The Anti-Culture Follies

Written by Armond White on . Posted in Arts Our Town, Arts Our Town Downtown, Arts West Side Spirit.

Up the Razzie Awards 

Adam Sandler in Jack and Jill

Adam Sandler in Jack and Jill

Problem is, The Razzies exist to prevent people from taking movies seriously. The habit of poking fun at bad movies isa  highly questionable practice for “film lovers.” Scoffing at bad films is an understandable impulse–although it probably shouldn’t go beyond in-your-seat theater derision. One of my favorite signs of life in cinema-going during 2013 occurred at a showing of Mud when the revelation scene of Matthew McConaughey’s rescue by Sam Shepherd utterly destroyed the film’s flimsy credibility: a male patron got out of his seat, headed for the Exit and issued a reverberant, lubricious RAZZZZZ!

Such righteous indignation is a paying customer’s entitled response to Mud, er uh, merde. A justified raspberry could be a healthy intellectual response, releasing the frustration felt when a film like Mud or Ain’t Them Bodies Saints or Identity Thief insults your intelligence; it can express feelings of skepticism and show evidence of taste—even satirical taste.
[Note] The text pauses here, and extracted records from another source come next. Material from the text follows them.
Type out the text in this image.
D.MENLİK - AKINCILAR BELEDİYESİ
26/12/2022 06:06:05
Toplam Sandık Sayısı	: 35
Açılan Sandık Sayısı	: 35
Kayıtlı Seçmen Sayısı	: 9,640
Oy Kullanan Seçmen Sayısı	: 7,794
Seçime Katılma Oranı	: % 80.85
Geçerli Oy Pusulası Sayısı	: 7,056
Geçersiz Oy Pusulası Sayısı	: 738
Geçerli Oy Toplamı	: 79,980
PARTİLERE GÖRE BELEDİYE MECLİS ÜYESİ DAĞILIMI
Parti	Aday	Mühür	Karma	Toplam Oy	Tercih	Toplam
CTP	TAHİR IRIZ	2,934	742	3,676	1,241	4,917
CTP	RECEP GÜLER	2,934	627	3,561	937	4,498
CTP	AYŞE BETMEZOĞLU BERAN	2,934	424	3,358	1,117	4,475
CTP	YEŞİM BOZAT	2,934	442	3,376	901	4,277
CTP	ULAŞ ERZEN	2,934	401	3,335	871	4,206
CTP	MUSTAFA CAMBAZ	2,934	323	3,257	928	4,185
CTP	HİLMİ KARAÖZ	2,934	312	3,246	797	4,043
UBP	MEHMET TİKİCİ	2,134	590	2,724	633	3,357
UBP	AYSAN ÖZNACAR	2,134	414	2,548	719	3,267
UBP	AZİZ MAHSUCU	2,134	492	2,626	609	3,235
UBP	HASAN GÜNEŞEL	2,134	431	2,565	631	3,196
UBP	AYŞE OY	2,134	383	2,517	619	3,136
That was the point of the Hasty Pudding Awards and Theatricals that were presented at Harvard University in the spirit of burlesque.

But The Razzies are something else, something less, something craven. By ignoring the bad cinema that gets life wrong, lacks esthetic standards and piles on pretentiousness, The Razzies gives the public no sense that quality even matters. To go after movies that are not popular, or that are merely popularly derided (like After Earth, Grown Ups 2) is shabby. This isn’t critical judgment, it’s just adolescent piling-on. The Razzies give no evidence of taste beyond the mob-mentality refusal to look at a film from a personal perspective. This craven approach helps protect the bad movies that get media acclaim and in doing so, The Razzies contribute to cinema illiteracy.

It might have been interesting if The Razzie singled out the lousiness of such films as Lee Daniels’ The Butler, the Tennessee Williams bowdlerizing in Woody Allen’s Blue Jasmine. Indeed, the greatest movie award calamity of the week was not at the Oscar nominations, it was Lee Daniels’ The Butler being snubbed by The Razzies. But to announce such independent taste and standards would amount to erudition. But The Razzies have nothing to do with learning, sophistication or culture. Like Rotten Tomatoes’ Golden Tomatoes Awards, this is all about anti-culture.